Molti traduttori hanno una visione decisamente negativa del post-editing, basata su argomentazioni dettate dall’esperienza nel settore; gli svantaggi che vengono più spesso evidenziati riguardano principalmente il grado di qualità del testo finale che viene prodotto: si teme infatti che, nonostante l’intervento umano, il testo non abbia realmente le stesse caratteristiche di una traduzione effettuata completamente da un professionista. Un secondo argomento decisamente importante che viene portato in opposizione al post-editing riguarda le tariffe: un flusso di lavoro di questo genere comporta potenzialmente una produttività incredibilmente più elevata rispetto a quella raggiungibile traducendo interamente il testo, per cui le tariffe offerte sono più basse di quelle consuete per incarichi di traduzione vera e propria.

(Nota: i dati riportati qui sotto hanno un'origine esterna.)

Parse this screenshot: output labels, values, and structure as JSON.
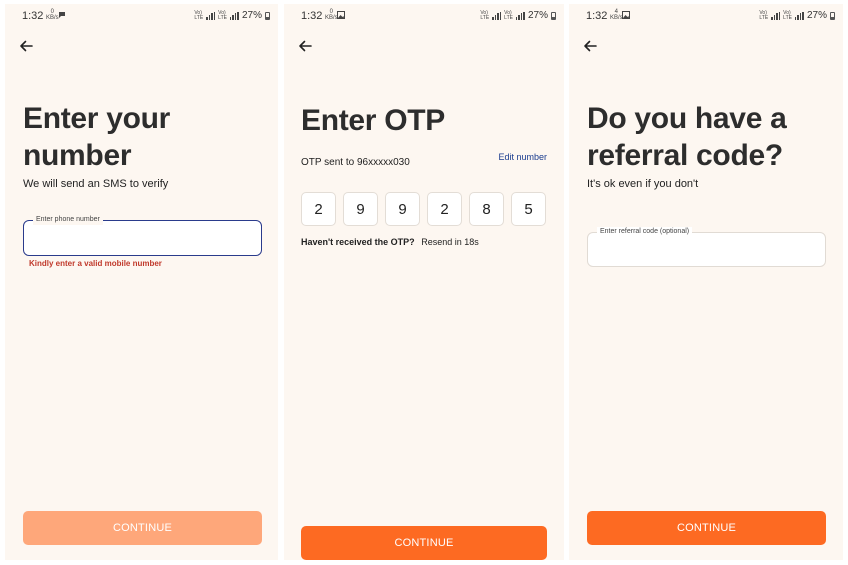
{
  "status": {
    "time": "1:32",
    "battery": "27%",
    "net_label": "VoLTE",
    "speed1": "0 KB/s",
    "speed3": "4 KB/s"
  },
  "screen1": {
    "title_line1": "Enter your",
    "title_line2": "number",
    "subtitle": "We will send an SMS to verify",
    "phone_label": "Enter phone number",
    "phone_value": "",
    "error": "Kindly enter a valid mobile number",
    "continue_label": "CONTINUE",
    "continue_color": "#fea77a"
  },
  "screen2": {
    "title": "Enter OTP",
    "sent_to": "OTP sent to 96xxxxx030",
    "edit_label": "Edit number",
    "otp_digits": [
      "2",
      "9",
      "9",
      "2",
      "8",
      "5"
    ],
    "not_received": "Haven't received the OTP?",
    "resend": "Resend in 18s",
    "continue_label": "CONTINUE",
    "continue_color": "#fd6a22"
  },
  "screen3": {
    "title_line1": "Do you have a",
    "title_line2": "referral code?",
    "subtitle": "It's ok even if you don't",
    "referral_label": "Enter referral code (optional)",
    "referral_value": "",
    "continue_label": "CONTINUE",
    "continue_color": "#fd6a22"
  },
  "colors": {
    "background": "#fdf7f1",
    "accent": "#fd6a22",
    "link": "#1a3c8f",
    "error": "#c0392b",
    "focus_border": "#2a3b8c"
  },
  "icons": {
    "back": "back-arrow-icon",
    "message": "message-icon",
    "image": "image-icon",
    "signal": "signal-icon",
    "battery": "battery-icon"
  }
}
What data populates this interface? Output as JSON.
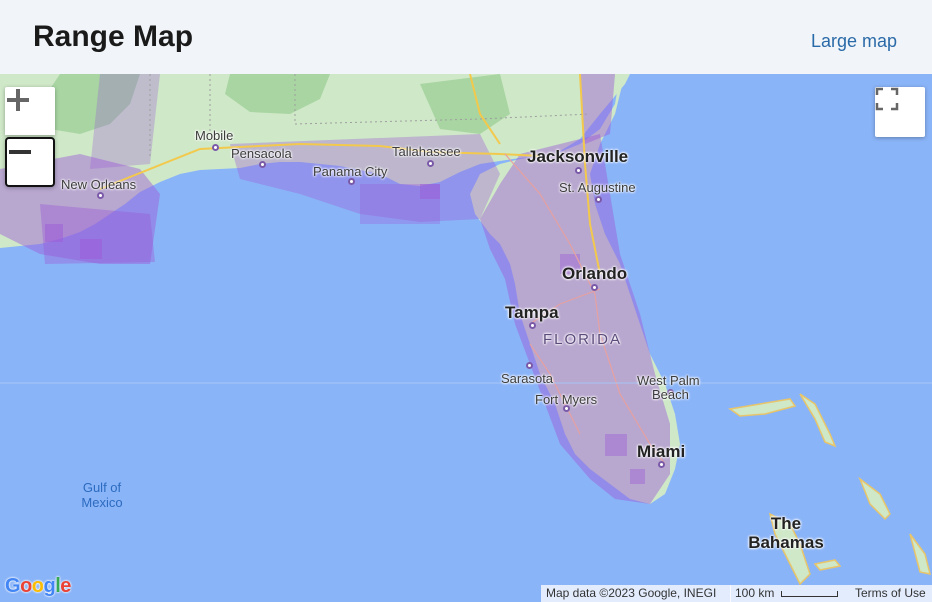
{
  "header": {
    "title": "Range Map",
    "large_map_link": "Large map"
  },
  "map": {
    "controls": {
      "zoom_in": "+",
      "zoom_out": "−"
    },
    "labels": {
      "mobile": "Mobile",
      "pensacola": "Pensacola",
      "new_orleans": "New Orleans",
      "tallahassee": "Tallahassee",
      "panama_city": "Panama City",
      "jacksonville": "Jacksonville",
      "st_augustine": "St. Augustine",
      "orlando": "Orlando",
      "tampa": "Tampa",
      "florida": "FLORIDA",
      "sarasota": "Sarasota",
      "west_palm": "West Palm",
      "beach": "Beach",
      "fort_myers": "Fort Myers",
      "miami": "Miami",
      "gulf_line1": "Gulf of",
      "gulf_line2": "Mexico",
      "bahamas_line1": "The",
      "bahamas_line2": "Bahamas"
    },
    "attribution": {
      "map_data": "Map data ©2023 Google, INEGI",
      "scale": "100 km",
      "terms": "Terms of Use",
      "logo": "Google"
    },
    "colors": {
      "water": "#8ab4f8",
      "land": "#cfe8c8",
      "range": "#9b59d6",
      "link": "#2b6aa8"
    }
  }
}
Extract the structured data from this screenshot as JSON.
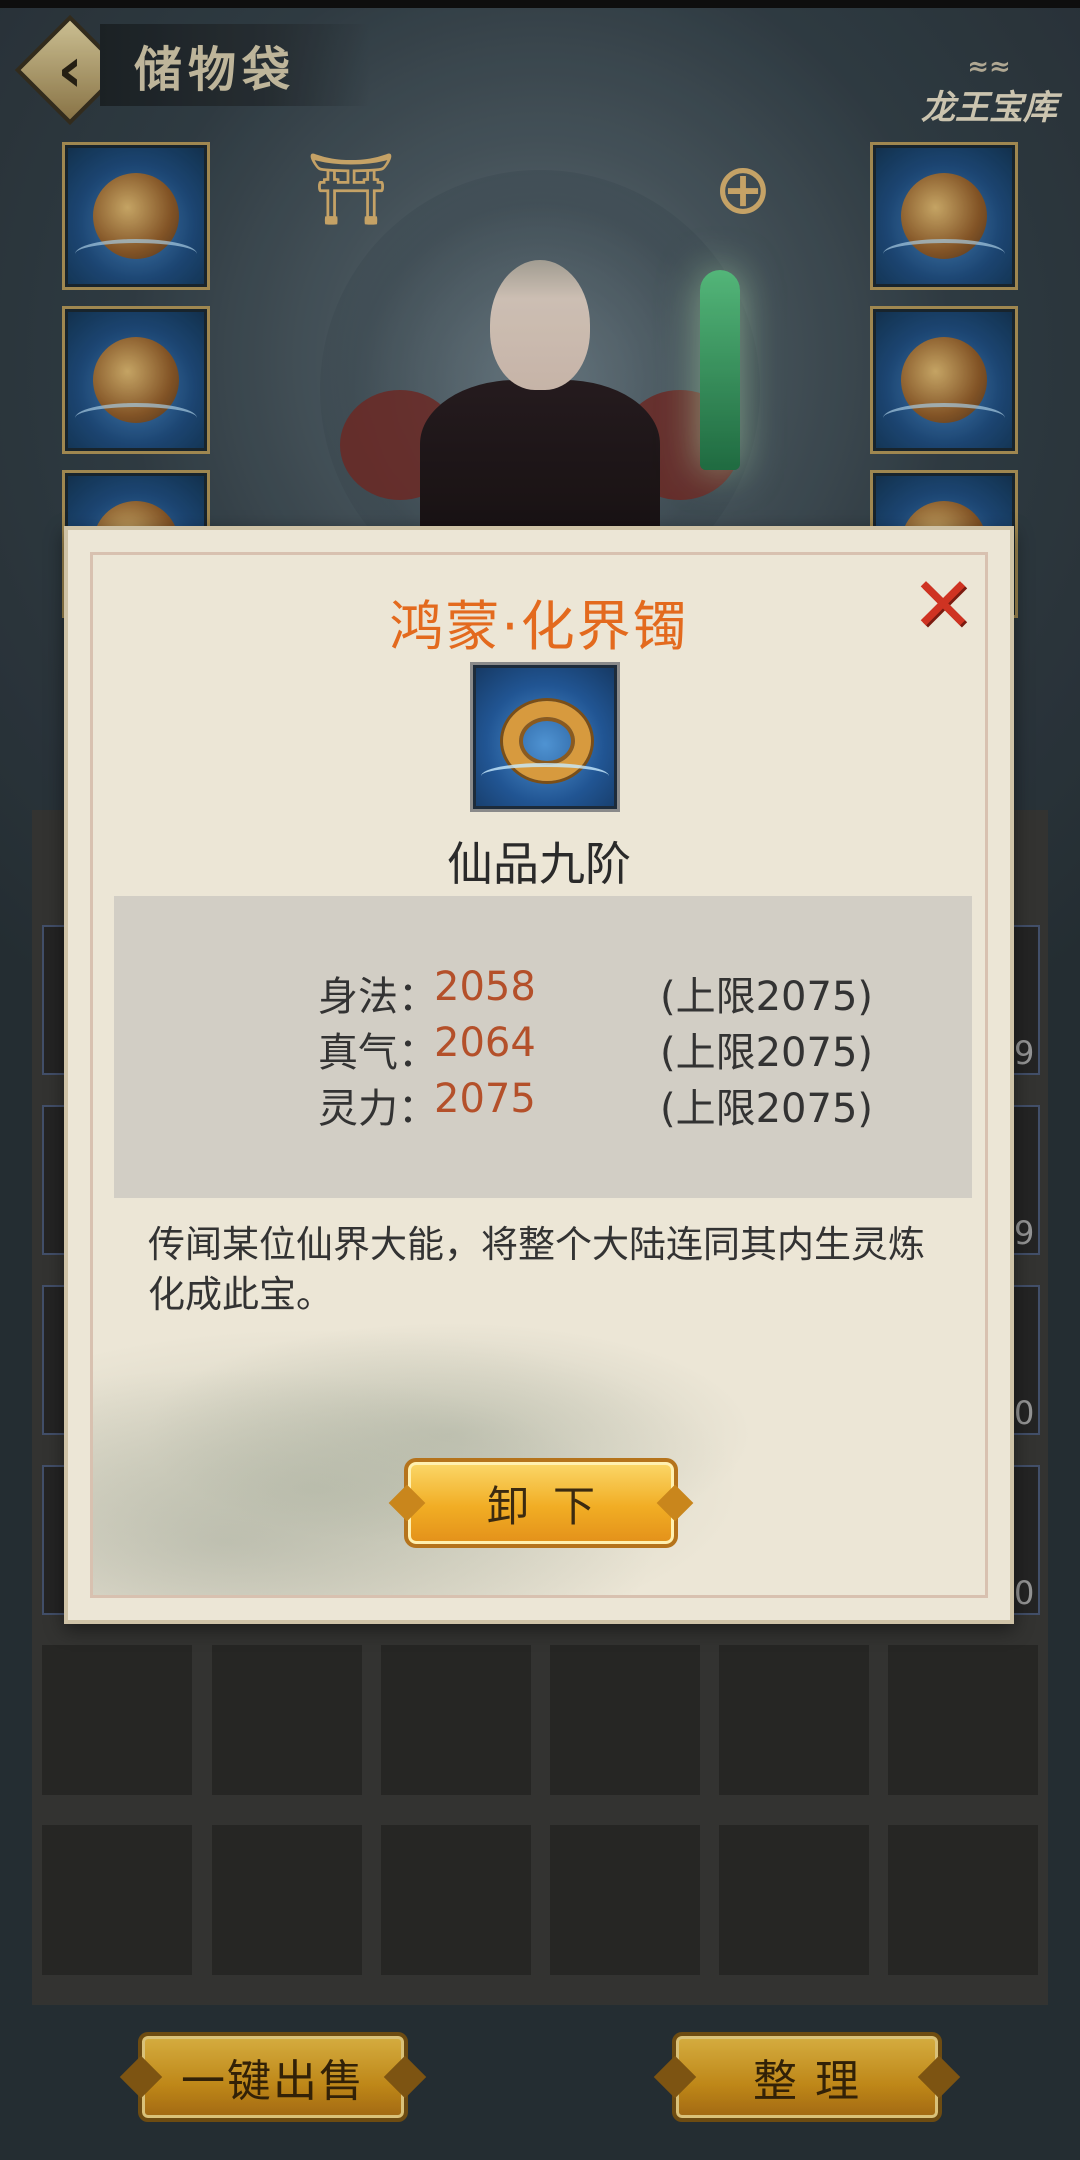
{
  "header": {
    "title": "储物袋",
    "treasury_label": "龙王宝库"
  },
  "equipment": {
    "left_slots": [
      "weapon",
      "helmet",
      "armor"
    ],
    "right_slots": [
      "ring",
      "pendant",
      "bracelet"
    ]
  },
  "dialog": {
    "item_name": "鸿蒙·化界镯",
    "grade": "仙品九阶",
    "stats": [
      {
        "label": "身法：",
        "value": "2058",
        "cap": "(上限2075)"
      },
      {
        "label": "真气：",
        "value": "2064",
        "cap": "(上限2075)"
      },
      {
        "label": "灵力：",
        "value": "2075",
        "cap": "(上限2075)"
      }
    ],
    "description": "传闻某位仙界大能，将整个大陆连同其内生灵炼化成此宝。",
    "unequip_label": "卸下"
  },
  "footer": {
    "sell_all_label": "一键出售",
    "sort_label": "整 理"
  },
  "side_counts": [
    "9",
    "9",
    "0",
    "0"
  ],
  "colors": {
    "item_name": "#e36a1e",
    "stat_value": "#b4502a",
    "close": "#cf3322",
    "button_gold": "#f1ad24"
  }
}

Entrambi questi ragionamenti hanno sicuramente un fondo di verità, ma sono da discutere più a fondo. Per quanto riguarda il primo caso, il testo elaborato con un processo di post-editing ha una qualità inferiore solamente se il traduttore che se ne occupa non presta attenzione sufficiente alle parti da modificare; la sintassi e lo stile potrebbero apparire leggermente differenti da quelli prodotti da un traduttore umano, ma questo non significa necessariamente che siano errati o poco scorrevoli. In un tipo di lavoro di questo genere, come in una normale traduzione, dipende tutto dal traduttore e dalla precisione con cui esegue l’incarico. Anche la questione delle tariffe è sicuramente vera, ma essendo queste basate essenzialmente sulla produttività, il guadagno ottenuto non è poi inferiore; anche solo considerando il tempo risparmiato a scrivere intere frasi, rispetto che a correggerne alcune parti, fa capire facilmente quali siano i vantaggi quantitativi del post-editing.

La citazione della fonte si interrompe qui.